Let $P$ be a partition of $[a,b]$, $P=\{x_0,x_1, ..., x_n\}$ with some points $d_1, d_2, ...d_n$ such that $x_{j-1} \leq d_j \leq x_j$
We have $\sigma$ a Riemann sum of $f$ over a partition $P$ of $[a,b]$ 
$$\sigma = \sum_{j=1}^{n} f(d_j) (x_j - x_{j-1}) = \sum_{j=1}^{n} d^2_j (x_j - x_{j-1})$$
Since $x_{j-1} \leq dj \leq x_j$, $\frac{x_j+x_{j-1}}{2}$ is the mid point of each subinterval. We can then write that $$d_j= \frac{x_j+x_{j-1}}{2} + m_j$$ where $$|m_j| \leq \frac{x_j -x_{j-1}}{2} \leq \frac{||P||}{2}$$
Applying this to $\sigma$ and substituting $d_g$
$$\sigma=\sum_{j=1}^{n} \left[\frac{x_j+x_{j-1}}{2} + m_j\right]^2 (x_j - x_{j-1})$$
After expanding we have
$$\sigma= \sum \frac{1}{4}(x^2_j - x^2_{j-1})(x_j+x_{j-1}) + \sum m_j (x^2_j - x^2_{j-1}) +\sum m^2_j( x_j -x_{j-1})   $$
.
Given that
 $ \sum (x_j -x_{j-1}) = x_n-x_0 = b -a$ and similarly $ \sum (x^2_j -x^2_{j-1}) = b^2 -a^2$ 
We have:
$$\sigma= \frac{b^2-a^2}{4} \sum (x_j+x_{j-1}) + (b^2-a^2) \sum m_j  + (b -a)\sum m^2_j   $$
The goal should then to create an inequality using 
$$|m_j| \leq \frac{x_j -x_{j-1}}{2} \leq \frac{||P||}{2}$$
I am not so sure if I am going in the right direction. I have to admit i am a bit lost. my goal being that the integral cannot be assumed and that the mean value theorem should be applied. I dont see how the mean value theorem can be applied here. Any help is much appreciated.
 A: Consider any partition $a = x_0 < x_1 < \ldots < x_{n-1} < x_n = b$.

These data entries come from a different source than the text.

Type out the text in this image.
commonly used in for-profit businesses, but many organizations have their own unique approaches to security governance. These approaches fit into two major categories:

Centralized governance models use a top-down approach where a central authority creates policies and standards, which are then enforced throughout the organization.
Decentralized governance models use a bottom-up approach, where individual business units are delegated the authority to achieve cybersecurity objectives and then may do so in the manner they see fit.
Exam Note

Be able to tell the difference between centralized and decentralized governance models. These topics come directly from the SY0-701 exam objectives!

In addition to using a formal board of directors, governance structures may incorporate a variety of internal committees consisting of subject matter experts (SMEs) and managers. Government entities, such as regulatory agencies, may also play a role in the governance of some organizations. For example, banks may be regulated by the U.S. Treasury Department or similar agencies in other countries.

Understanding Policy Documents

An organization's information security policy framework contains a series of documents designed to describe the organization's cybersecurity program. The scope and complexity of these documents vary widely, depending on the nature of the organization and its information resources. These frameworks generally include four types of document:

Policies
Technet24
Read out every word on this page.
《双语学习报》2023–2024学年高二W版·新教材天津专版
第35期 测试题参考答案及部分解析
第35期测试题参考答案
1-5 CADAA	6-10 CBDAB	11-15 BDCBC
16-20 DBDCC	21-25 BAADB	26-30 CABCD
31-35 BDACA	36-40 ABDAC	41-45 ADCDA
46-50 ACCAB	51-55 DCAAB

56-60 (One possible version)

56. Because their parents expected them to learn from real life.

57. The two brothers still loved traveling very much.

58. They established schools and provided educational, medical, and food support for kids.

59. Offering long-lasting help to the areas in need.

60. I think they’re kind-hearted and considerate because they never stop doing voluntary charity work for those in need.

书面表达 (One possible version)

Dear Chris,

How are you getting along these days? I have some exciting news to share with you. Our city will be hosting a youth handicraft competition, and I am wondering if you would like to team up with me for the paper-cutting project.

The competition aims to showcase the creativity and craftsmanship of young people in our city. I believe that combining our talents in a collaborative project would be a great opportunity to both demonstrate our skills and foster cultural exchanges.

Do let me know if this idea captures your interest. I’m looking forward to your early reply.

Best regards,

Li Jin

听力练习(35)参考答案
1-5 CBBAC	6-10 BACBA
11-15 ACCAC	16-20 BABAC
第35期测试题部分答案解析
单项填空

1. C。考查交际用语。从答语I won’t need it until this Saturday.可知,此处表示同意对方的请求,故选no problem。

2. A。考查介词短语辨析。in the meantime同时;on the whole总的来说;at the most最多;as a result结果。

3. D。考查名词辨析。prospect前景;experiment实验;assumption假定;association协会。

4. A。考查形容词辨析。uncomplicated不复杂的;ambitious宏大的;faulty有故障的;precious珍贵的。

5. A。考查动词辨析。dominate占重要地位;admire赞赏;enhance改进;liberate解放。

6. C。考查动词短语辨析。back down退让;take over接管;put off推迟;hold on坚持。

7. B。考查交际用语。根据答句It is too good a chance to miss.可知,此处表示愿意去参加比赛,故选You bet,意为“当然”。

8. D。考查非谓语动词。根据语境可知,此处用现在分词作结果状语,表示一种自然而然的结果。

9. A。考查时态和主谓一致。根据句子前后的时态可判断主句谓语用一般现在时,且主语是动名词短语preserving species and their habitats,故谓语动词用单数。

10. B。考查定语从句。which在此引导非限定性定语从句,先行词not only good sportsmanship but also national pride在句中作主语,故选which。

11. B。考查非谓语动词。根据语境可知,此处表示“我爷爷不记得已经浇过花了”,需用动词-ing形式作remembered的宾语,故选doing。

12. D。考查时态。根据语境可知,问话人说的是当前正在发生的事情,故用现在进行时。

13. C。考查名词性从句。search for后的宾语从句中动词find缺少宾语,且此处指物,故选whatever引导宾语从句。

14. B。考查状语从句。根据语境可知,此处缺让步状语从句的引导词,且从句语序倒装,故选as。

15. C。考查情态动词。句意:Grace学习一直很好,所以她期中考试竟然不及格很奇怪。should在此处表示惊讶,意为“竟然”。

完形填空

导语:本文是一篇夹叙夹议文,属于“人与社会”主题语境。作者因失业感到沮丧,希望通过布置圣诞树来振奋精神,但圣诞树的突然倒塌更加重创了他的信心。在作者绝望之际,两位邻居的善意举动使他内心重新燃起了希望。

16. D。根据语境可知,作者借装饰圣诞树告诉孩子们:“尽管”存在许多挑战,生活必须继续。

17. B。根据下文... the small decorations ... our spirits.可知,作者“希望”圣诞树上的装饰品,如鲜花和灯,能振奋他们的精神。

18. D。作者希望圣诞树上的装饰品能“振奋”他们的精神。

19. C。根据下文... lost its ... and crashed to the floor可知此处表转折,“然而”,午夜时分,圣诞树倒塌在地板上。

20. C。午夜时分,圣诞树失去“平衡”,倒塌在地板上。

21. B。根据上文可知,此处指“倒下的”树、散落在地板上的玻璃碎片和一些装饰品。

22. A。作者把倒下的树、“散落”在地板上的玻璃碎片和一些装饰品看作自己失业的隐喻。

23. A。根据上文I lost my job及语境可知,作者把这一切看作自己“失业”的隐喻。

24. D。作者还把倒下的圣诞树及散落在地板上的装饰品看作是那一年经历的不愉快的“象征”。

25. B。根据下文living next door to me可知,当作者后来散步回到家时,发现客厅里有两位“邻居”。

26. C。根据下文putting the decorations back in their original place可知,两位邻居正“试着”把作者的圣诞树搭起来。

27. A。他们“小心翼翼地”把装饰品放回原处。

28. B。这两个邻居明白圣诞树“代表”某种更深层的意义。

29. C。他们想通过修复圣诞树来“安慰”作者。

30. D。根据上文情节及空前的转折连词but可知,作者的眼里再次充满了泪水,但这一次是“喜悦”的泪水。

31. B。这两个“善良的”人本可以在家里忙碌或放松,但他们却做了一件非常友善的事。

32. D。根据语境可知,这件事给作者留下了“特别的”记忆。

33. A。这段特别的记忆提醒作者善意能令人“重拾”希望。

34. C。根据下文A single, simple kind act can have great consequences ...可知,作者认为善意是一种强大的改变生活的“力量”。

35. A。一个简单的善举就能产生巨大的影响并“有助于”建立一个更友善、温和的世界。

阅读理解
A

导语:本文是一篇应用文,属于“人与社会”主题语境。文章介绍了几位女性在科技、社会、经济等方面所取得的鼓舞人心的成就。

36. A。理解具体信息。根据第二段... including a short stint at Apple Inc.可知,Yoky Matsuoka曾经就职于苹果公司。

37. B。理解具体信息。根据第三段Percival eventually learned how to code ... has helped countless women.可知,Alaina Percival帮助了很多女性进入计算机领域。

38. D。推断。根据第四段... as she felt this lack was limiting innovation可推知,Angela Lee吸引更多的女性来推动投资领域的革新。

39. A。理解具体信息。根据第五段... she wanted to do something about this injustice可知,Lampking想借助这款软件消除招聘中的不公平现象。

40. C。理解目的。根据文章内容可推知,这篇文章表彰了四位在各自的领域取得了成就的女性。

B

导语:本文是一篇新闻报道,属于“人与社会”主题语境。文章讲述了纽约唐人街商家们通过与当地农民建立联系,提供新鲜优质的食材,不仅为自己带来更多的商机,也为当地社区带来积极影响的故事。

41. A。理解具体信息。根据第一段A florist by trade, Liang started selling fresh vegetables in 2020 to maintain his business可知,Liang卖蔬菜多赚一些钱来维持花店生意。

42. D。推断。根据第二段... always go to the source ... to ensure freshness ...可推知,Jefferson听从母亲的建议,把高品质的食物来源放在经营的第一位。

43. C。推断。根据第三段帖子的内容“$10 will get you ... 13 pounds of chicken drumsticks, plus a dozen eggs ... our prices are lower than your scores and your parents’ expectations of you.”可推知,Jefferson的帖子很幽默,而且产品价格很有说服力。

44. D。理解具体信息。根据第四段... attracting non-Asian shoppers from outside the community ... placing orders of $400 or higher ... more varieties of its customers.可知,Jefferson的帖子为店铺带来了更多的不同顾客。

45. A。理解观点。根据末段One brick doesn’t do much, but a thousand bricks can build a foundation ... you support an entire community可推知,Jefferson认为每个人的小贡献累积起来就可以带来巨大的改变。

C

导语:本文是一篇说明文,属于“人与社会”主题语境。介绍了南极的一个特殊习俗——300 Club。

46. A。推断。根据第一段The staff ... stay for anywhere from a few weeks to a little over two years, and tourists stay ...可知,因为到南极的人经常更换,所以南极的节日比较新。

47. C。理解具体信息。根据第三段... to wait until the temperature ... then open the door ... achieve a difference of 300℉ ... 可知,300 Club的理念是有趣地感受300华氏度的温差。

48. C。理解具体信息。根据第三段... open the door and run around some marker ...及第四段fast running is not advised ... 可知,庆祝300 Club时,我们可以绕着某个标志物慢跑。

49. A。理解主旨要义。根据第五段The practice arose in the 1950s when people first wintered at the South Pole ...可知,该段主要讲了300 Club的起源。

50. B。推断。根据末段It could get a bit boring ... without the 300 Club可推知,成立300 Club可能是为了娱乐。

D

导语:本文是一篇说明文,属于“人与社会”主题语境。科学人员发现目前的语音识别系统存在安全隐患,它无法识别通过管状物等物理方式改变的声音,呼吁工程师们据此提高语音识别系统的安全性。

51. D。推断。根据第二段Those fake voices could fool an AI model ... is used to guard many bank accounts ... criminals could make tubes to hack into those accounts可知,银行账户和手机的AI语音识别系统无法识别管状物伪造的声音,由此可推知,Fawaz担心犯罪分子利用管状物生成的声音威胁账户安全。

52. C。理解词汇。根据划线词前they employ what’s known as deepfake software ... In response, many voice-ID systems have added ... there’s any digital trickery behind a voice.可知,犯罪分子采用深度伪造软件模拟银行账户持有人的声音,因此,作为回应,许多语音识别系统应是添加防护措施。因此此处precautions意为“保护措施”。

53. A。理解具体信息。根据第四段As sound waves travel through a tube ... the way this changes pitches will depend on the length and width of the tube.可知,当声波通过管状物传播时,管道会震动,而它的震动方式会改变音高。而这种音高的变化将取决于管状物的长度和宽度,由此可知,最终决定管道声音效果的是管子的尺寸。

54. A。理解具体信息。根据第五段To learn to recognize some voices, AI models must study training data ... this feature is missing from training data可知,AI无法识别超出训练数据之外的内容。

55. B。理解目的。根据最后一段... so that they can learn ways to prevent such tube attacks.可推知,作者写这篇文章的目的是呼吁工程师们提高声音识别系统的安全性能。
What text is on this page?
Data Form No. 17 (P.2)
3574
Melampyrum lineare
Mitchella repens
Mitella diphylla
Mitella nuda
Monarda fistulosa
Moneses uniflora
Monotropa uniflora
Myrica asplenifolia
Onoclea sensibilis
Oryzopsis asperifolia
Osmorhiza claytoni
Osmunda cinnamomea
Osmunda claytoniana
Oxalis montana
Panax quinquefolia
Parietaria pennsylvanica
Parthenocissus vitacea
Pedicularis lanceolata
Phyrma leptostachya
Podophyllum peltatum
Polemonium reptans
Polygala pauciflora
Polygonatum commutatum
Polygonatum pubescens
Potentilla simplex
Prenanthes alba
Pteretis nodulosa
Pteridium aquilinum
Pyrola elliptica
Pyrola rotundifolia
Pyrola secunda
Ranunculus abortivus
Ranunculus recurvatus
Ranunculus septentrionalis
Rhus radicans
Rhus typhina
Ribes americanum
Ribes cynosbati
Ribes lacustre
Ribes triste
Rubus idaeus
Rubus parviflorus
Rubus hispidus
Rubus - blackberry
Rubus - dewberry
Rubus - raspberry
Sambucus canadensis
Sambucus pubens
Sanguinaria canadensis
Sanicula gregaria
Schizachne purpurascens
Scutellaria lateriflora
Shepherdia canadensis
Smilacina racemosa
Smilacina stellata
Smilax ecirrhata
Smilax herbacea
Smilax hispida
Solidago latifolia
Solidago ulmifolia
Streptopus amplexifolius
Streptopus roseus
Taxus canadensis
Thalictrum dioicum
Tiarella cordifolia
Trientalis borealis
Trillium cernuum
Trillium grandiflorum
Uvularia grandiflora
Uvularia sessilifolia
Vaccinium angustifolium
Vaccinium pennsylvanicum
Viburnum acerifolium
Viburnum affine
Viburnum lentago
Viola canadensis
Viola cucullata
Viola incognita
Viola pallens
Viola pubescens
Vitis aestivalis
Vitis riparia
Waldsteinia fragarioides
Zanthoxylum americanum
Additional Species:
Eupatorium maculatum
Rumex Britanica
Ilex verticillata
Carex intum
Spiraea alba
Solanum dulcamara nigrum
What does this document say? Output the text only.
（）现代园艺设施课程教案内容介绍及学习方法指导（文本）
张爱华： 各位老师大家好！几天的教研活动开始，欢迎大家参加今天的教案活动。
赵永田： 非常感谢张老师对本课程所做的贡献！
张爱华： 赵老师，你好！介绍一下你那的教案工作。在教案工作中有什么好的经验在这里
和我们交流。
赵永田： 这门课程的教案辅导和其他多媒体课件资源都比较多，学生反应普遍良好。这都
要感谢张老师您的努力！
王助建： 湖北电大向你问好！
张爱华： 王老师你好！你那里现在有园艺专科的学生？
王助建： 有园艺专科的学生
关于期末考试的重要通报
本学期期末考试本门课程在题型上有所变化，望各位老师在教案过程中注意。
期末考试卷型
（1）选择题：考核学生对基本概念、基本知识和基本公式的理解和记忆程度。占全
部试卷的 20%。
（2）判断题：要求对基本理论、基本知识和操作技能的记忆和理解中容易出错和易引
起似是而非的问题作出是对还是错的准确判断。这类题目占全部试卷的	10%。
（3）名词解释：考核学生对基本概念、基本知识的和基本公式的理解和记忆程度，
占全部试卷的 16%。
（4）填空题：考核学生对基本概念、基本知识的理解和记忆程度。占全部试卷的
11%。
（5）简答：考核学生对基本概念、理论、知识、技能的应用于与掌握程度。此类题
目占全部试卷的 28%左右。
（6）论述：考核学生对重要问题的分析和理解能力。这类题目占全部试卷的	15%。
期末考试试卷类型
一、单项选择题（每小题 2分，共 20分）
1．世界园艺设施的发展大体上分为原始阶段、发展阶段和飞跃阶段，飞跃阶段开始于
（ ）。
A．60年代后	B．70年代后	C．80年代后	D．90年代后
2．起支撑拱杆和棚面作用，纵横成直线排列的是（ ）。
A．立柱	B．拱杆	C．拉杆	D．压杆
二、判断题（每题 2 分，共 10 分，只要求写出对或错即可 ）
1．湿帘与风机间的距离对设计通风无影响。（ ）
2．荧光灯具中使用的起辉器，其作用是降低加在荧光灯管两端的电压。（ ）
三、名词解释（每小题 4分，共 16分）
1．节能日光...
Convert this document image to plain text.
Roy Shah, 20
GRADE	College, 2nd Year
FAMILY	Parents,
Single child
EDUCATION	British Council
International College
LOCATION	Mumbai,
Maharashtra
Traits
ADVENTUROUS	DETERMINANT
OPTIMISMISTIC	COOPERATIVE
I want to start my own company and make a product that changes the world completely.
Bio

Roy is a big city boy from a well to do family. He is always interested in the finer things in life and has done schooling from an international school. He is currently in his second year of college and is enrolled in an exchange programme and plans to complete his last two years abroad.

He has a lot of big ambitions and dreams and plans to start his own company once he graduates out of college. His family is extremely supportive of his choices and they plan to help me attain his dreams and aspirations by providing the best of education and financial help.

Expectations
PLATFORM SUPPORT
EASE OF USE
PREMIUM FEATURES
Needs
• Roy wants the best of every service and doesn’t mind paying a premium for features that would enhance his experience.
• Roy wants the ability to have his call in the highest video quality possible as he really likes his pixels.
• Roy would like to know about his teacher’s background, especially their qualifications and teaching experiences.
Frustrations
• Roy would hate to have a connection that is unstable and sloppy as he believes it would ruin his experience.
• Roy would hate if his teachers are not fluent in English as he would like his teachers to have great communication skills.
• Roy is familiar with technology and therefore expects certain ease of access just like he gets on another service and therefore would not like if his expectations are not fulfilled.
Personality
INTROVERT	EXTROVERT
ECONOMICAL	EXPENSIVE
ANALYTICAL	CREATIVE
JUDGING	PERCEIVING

By the mean value theorem there is a point $d_j \in [x_{j-1},x_j]$ such that $x_j^3 - x_{j-1}^3 = 3d_j^2(x_j - x_{j-1})$.
Hence,
$$\frac{b^3}{3}- \frac{a^3}{3} = \frac{1}{3} \sum_{j=1}^n(x_j^3 - x_{j-1}^3) = \frac{1}{3} \sum_{j=1}^n3d_j^2(x_j - x_{j-1})\\ = \sum_{j=1}^nd_j^2(x_j - x_{j-1}) $$
Denoting the Riemann sum for this particular set of tags as $S(P,f,\boldsymbol d)$, we immediately have  that
$$\lim_{\|P\| \to 0} S(P,f,\boldsymbol d) = \frac{b^3 - a^3}{3}$$
To show that 
$$\int_a^b x^2 \, dx = \frac{b^3 - a^3}{3},$$
we need only show that for any $\epsilon > 0$ and any choice of tags $\boldsymbol \xi = (\xi_1, \xi_2, \ldots, \xi_n)$, if the partition mesh is sufficiently fine, then 
$$|S(P,f, \boldsymbol \xi) - S(P,f, \boldsymbol d)| = \left|\sum_{j=1}^n (\xi_j^2 - d_j^2)(x_j - x_{j-1}) \right| < \epsilon.$$
This can be shown directly or by using the fact that $x \mapsto x^2$ is uniformly continuous on $[a,b]$.